When we start explaining the language of famous scientists as examples of ‘poetic diction’, it may well seem that the ordinary meaning of that literary phrase has been inflated beyond the bounds of reason.  Nevertheless such an extension was necessary, in order to make clear its real nature.  Nor has it been waste of time, if it has convinced a single person who needed convincing, how essentially parochial is the fashionable distinction between Poetry and Science as modes of experience.

It has already been emphasized that the rational principle must be strongly developed in the great poet.  Is it necessary to add to this that the scientist, if he has ‘discovered’ anything, must also have discovered it by the right interaction of the rational and poetic principles? Really, there is no distinction between Poetry and Science, as kinds of knowing, at all.  There is only a distinction between bad poetry and bad science.  That the two or three experimental sciences, and the two or three hundred specialized lines of inquiry which ape their methods, should have developed the rational out of all proportion to the poetic is indeed an historical fact-and a fact of great importance to a consideration of the last four hundred years of European history.  But to imagine that this tells us anything about the nature of knowledge; to speak of method as though it were a way of knowing instead of a way of testing, this is instead of looking dispassionately at the historical fact to wear it like a pair of blinkers.

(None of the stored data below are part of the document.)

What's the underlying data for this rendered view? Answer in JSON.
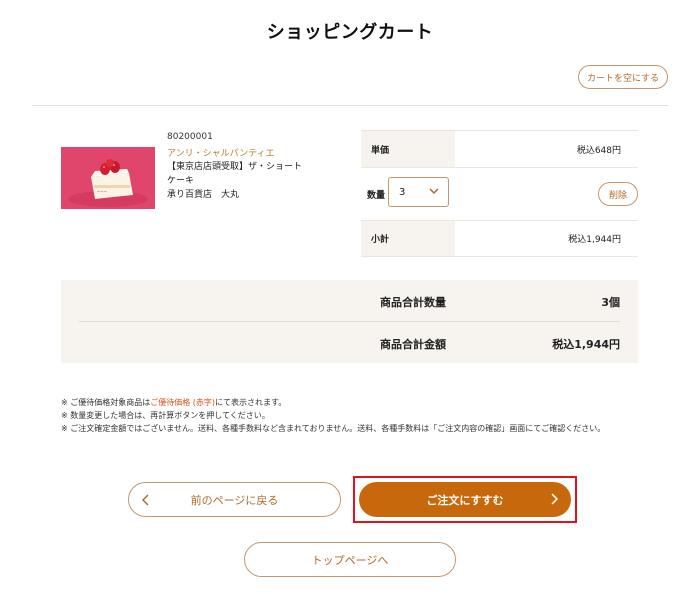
{
  "page": {
    "title": "ショッピングカート"
  },
  "cart": {
    "clear_label": "カートを空にする"
  },
  "item": {
    "code": "80200001",
    "brand": "アンリ・シャルパンティエ",
    "name": "【東京店店頭受取】ザ・ショートケーキ",
    "store": "承り百貨店　大丸",
    "unit_price_label": "単価",
    "unit_price": "税込648円",
    "qty_label": "数量",
    "qty_value": "3",
    "delete_label": "削除",
    "subtotal_label": "小計",
    "subtotal": "税込1,944円"
  },
  "summary": {
    "qty_label": "商品合計数量",
    "qty_value": "3個",
    "total_label": "商品合計金額",
    "total_value": "税込1,944円"
  },
  "notes": {
    "n1_pre": "※ ご優待価格対象商品は",
    "n1_hl": "ご優待価格 (赤字)",
    "n1_post": "にて表示されます。",
    "n2": "※ 数量変更した場合は、再計算ボタンを押してください。",
    "n3": "※ ご注文確定金額ではございません。送料、各種手数料など含まれておりません。送料、各種手数料は「ご注文内容の確認」画面にてご確認ください。"
  },
  "buttons": {
    "back": "前のページに戻る",
    "order": "ご注文にすすむ",
    "top": "トップページへ"
  },
  "colors": {
    "accent": "#c8680d",
    "border": "#c9956a",
    "highlight": "#e0121b",
    "note_red": "#d9531e"
  }
}
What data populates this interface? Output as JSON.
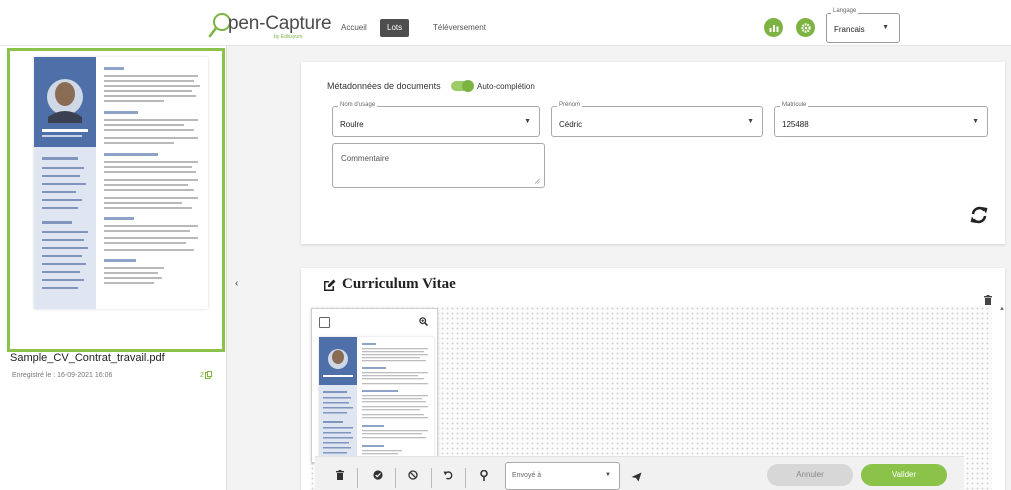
{
  "header": {
    "logo_text": "pen-Capture",
    "logo_subtitle": "by Edissyum",
    "nav": {
      "accueil": "Accueil",
      "lots": "Lots",
      "upload": "Téléversement"
    },
    "language": {
      "legend": "Langage",
      "value": "Francais"
    }
  },
  "colors": {
    "accent": "#7cb342",
    "accent_light": "#8bc34a",
    "nav_active": "#4e4e4e"
  },
  "left_panel": {
    "document": {
      "filename": "Sample_CV_Contrat_travail.pdf",
      "saved_label": "Enregistré le : 16-09-2021 16:06",
      "page_count": "2"
    },
    "collapse_icon": "chevron-left-icon"
  },
  "metadata": {
    "title": "Métadonnées de documents",
    "autocomplete": {
      "label": "Auto-complétion",
      "enabled": true
    },
    "fields": {
      "nom": {
        "legend": "Nom d'usage",
        "value": "Roulre"
      },
      "prenom": {
        "legend": "Prénom",
        "value": "Cédric"
      },
      "matricule": {
        "legend": "Matricule",
        "value": "125488"
      }
    },
    "comment_placeholder": "Commentaire",
    "refresh_icon": "sync-icon"
  },
  "viewer": {
    "title": "Curriculum Vitae",
    "title_icon": "edit-icon",
    "page": {
      "selected": false
    }
  },
  "toolbar": {
    "send_placeholder": "Envoyé à",
    "cancel_label": "Annuler",
    "validate_label": "Valider",
    "icons": [
      "trash-icon",
      "check-circle-icon",
      "ban-icon",
      "undo-icon",
      "key-icon",
      "send-icon"
    ]
  }
}
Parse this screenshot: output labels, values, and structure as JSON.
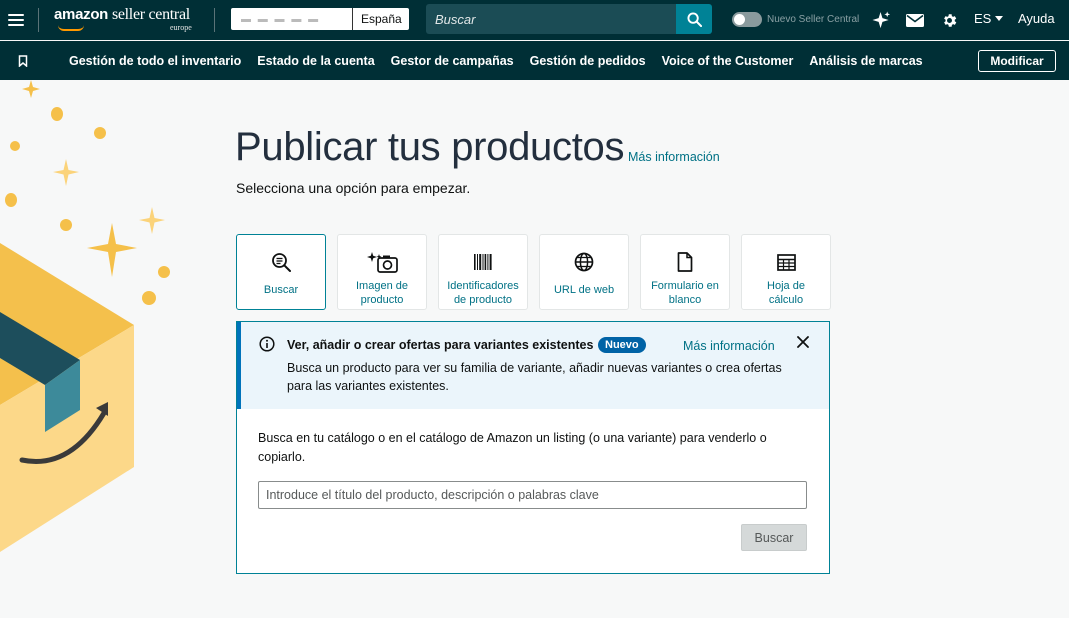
{
  "header": {
    "brand": "amazon",
    "brand_product": "seller central",
    "region": "europe",
    "account_name_blurred": "▬ ▬ ▬ ▬ ▬",
    "marketplace": "España",
    "search_placeholder": "Buscar",
    "toggle_label": "Nuevo Seller Central",
    "language": "ES",
    "help": "Ayuda",
    "icons": [
      "menu-icon",
      "sparkle-icon",
      "mail-icon",
      "gear-icon",
      "search-icon"
    ]
  },
  "nav": {
    "items": [
      {
        "label": "Gestión de todo el inventario"
      },
      {
        "label": "Estado de la cuenta"
      },
      {
        "label": "Gestor de campañas"
      },
      {
        "label": "Gestión de pedidos"
      },
      {
        "label": "Voice of the Customer"
      },
      {
        "label": "Análisis de marcas"
      }
    ],
    "modify_label": "Modificar"
  },
  "main": {
    "title": "Publicar tus productos",
    "more_info": "Más información",
    "subtitle": "Selecciona una opción para empezar.",
    "options": [
      {
        "line1": "Buscar",
        "line2": "",
        "icon": "search-doc-icon",
        "selected": true
      },
      {
        "line1": "Imagen de",
        "line2": "producto",
        "icon": "camera-sparkle-icon",
        "selected": false
      },
      {
        "line1": "Identificadores",
        "line2": "de producto",
        "icon": "barcode-icon",
        "selected": false
      },
      {
        "line1": "URL de web",
        "line2": "",
        "icon": "globe-icon",
        "selected": false
      },
      {
        "line1": "Formulario en",
        "line2": "blanco",
        "icon": "document-icon",
        "selected": false
      },
      {
        "line1": "Hoja de",
        "line2": "cálculo",
        "icon": "spreadsheet-icon",
        "selected": false
      }
    ]
  },
  "alert": {
    "title": "Ver, añadir o crear ofertas para variantes existentes",
    "badge": "Nuevo",
    "more_info": "Más información",
    "body": "Busca un producto para ver su familia de variante, añadir nuevas variantes o crea ofertas para las variantes existentes."
  },
  "search_panel": {
    "description": "Busca en tu catálogo o en el catálogo de Amazon un listing (o una variante) para venderlo o copiarlo.",
    "input_placeholder": "Introduce el título del producto, descripción o palabras clave",
    "input_value": "",
    "button_label": "Buscar"
  },
  "colors": {
    "header_bg": "#002f36",
    "accent_teal": "#008296",
    "link": "#007185",
    "alert_bg": "#ebf5fb",
    "badge": "#0063a6",
    "deco_yellow": "#f5c04a",
    "deco_dark": "#1d4e5c"
  }
}
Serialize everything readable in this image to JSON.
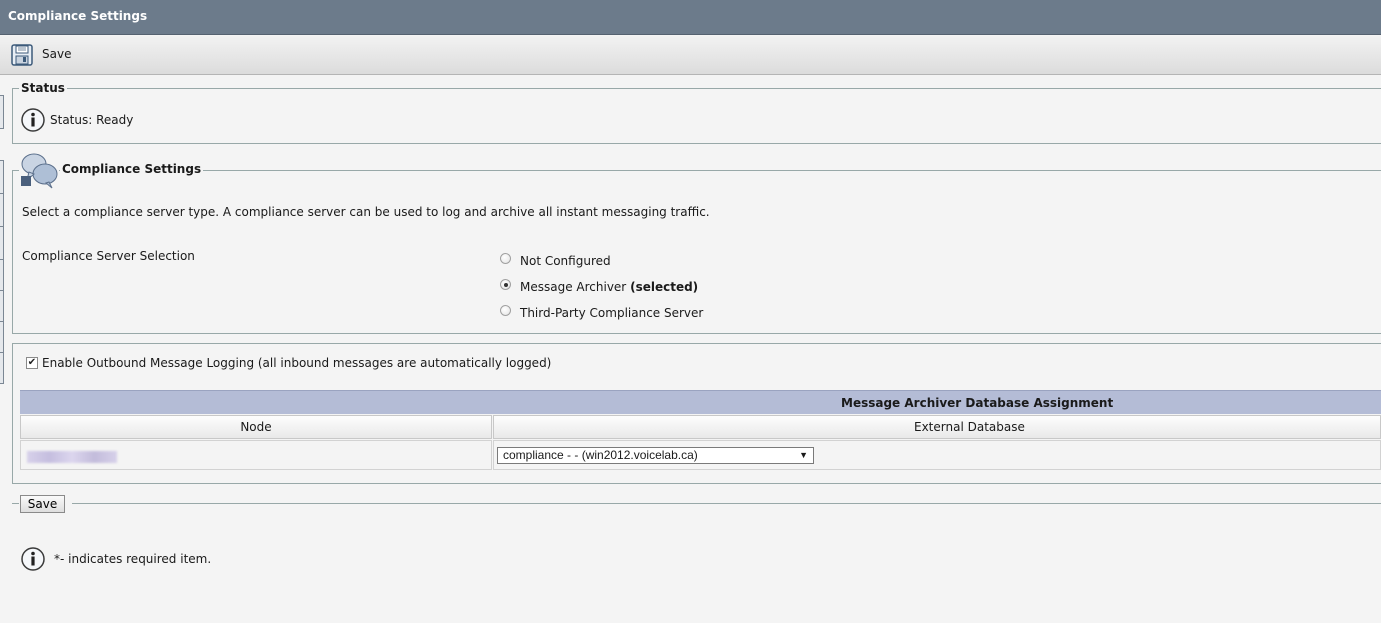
{
  "window": {
    "title": "Compliance Settings"
  },
  "toolbar": {
    "save_label": "Save"
  },
  "status_section": {
    "legend": "Status",
    "text": "Status: Ready"
  },
  "compliance_section": {
    "legend": "Compliance Settings",
    "description": "Select a compliance server type. A compliance server can be used to log and archive all instant messaging traffic.",
    "selection_label": "Compliance Server Selection",
    "options": [
      {
        "label": "Not Configured",
        "suffix": "",
        "selected": false
      },
      {
        "label": "Message Archiver",
        "suffix": "(selected)",
        "selected": true
      },
      {
        "label": "Third-Party Compliance Server",
        "suffix": "",
        "selected": false
      }
    ]
  },
  "logging": {
    "checkbox_label": "Enable Outbound Message Logging (all inbound messages are automatically logged)",
    "checked": true
  },
  "table": {
    "title": "Message Archiver Database Assignment",
    "columns": [
      "Node",
      "External Database"
    ],
    "rows": [
      {
        "node": "",
        "database": "compliance - - (win2012.voicelab.ca)"
      }
    ]
  },
  "footer": {
    "save_label": "Save",
    "note": "*- indicates required item."
  },
  "icons": {
    "save": "floppy-disk-icon",
    "info": "info-icon",
    "settings": "chat-bubbles-icon"
  }
}
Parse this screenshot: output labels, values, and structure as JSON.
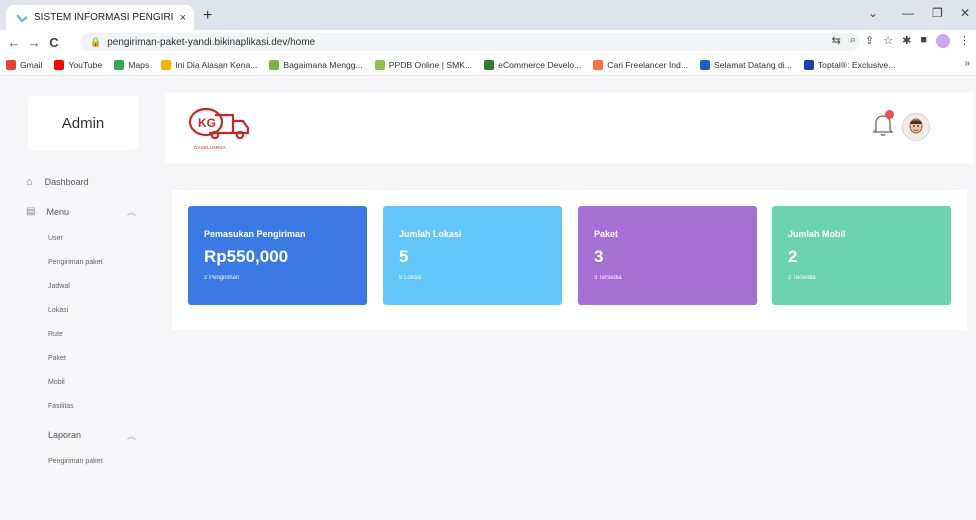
{
  "browser": {
    "tab_title": "SISTEM INFORMASI PENGIRIMAN",
    "tab_close": "×",
    "new_tab": "+",
    "url": "pengiriman-paket-yandi.bikinaplikasi.dev/home",
    "back": "←",
    "forward": "→",
    "reload": "C",
    "lock": "🔒",
    "minimize": "—",
    "restore": "❐",
    "close": "✕",
    "dropdown": "⌄",
    "bookmarks": [
      {
        "label": "Gmail",
        "color": "#ea4335"
      },
      {
        "label": "YouTube",
        "color": "#ff0000"
      },
      {
        "label": "Maps",
        "color": "#34a853"
      },
      {
        "label": "Ini Dia Alasan Kena...",
        "color": "#f4b400"
      },
      {
        "label": "Bagaimana Mengg...",
        "color": "#7cb342"
      },
      {
        "label": "PPDB Online | SMK...",
        "color": "#8bc34a"
      },
      {
        "label": "eCommerce Develo...",
        "color": "#2e7d32"
      },
      {
        "label": "Cari Freelancer Ind...",
        "color": "#ff7043"
      },
      {
        "label": "Selamat Datang di...",
        "color": "#1565c0"
      },
      {
        "label": "Toptal®: Exclusive...",
        "color": "#1e40af"
      }
    ],
    "bookmarks_more": "»"
  },
  "sidebar": {
    "admin_label": "Admin",
    "dashboard_label": "Dashboard",
    "menu_label": "Menu",
    "menu_items": [
      "User",
      "Pengiriman paket",
      "Jadwal",
      "Lokasi",
      "Rute",
      "Paket",
      "Mobil",
      "Fasilitas"
    ],
    "report_label": "Laporan",
    "report_items": [
      "Pengiriman paket"
    ],
    "chevron": "︿"
  },
  "header": {
    "logo_text": "KG",
    "logo_caption": "CV.KELUARGA"
  },
  "stats": [
    {
      "label": "Pemasukan Pengiriman",
      "value": "Rp550,000",
      "sub": "2 Pengiriman",
      "color": "#3b7ae4"
    },
    {
      "label": "Jumlah Lokasi",
      "value": "5",
      "sub": "5 Lokasi",
      "color": "#62c6fa"
    },
    {
      "label": "Paket",
      "value": "3",
      "sub": "3 Tersedia",
      "color": "#a56fd4"
    },
    {
      "label": "Jumlah Mobil",
      "value": "2",
      "sub": "2 Tersedia",
      "color": "#6bd3b0"
    }
  ]
}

If we must have a fundamental dichotomy, how much more real it is (though even this is properly a division of function rather than of person) to divide man as knower, from man in his other capacity as doer.  Then, as knower, we shall find that he always knows by the interaction within himself of these poetic (poietikos) and logistic principles; and so we can divide him again, according to which of the principles predominates.  If the poetic is unduly ascendant, behold the mystic or the madman, unable to grasp the reality of percepts at all - a being still resting, as it were, in the bosom of gods or demons - not yet man, man in the fullness of his stature, at all.  But if the passive, logistic, prosaic principle predominates, then the man becomes - what? the collector, the man who cannot grasp the reality of anything but percepts.  And here at last a real distinction between poet and scientist, or rather between poetaster and pedant, does arise.  For if the ‘collector’s’ interests happen to be artistic or literary, he will become the connoisseur, that is, he will collect either objets d’art or elegant sensations and memories.  But if they are ‘scientific’, he will collect - data; will, in fact, probably go on doing so all his life, to the tune of solemn warnings against the formation of ‘premature syntheses’.

That the idea of Poetry and Science as two fundamentally opposite modes of experiencing Life should have taken firm hold of a generation which honours Aristotle, Bacon and Goethe, will, I believe, be as much a matter of wonder to our posterity as it will - if not re-adjusted - be a matter of tragedy to ourselves.  This is not -the place to consider the effects of such an attitude on ordinary research, except as that can be seen through its effects on art.  Alas, the latter are already palpable.  For it leads straight-to that Crocean conception of art as meaningless emotion - as personal emotion symbolized - which is so poisonous in its charter to all kinds of posturing and conceited egotism.  No reflection is intended on Croce himself, whose works possess an extraordinarily selfless dignity; but that does not alter the fact that the spread of such a conception is a serious matter for a civilization which must look more and more to art - to the individualized poetic - as the very source and fountain-head of all meaning.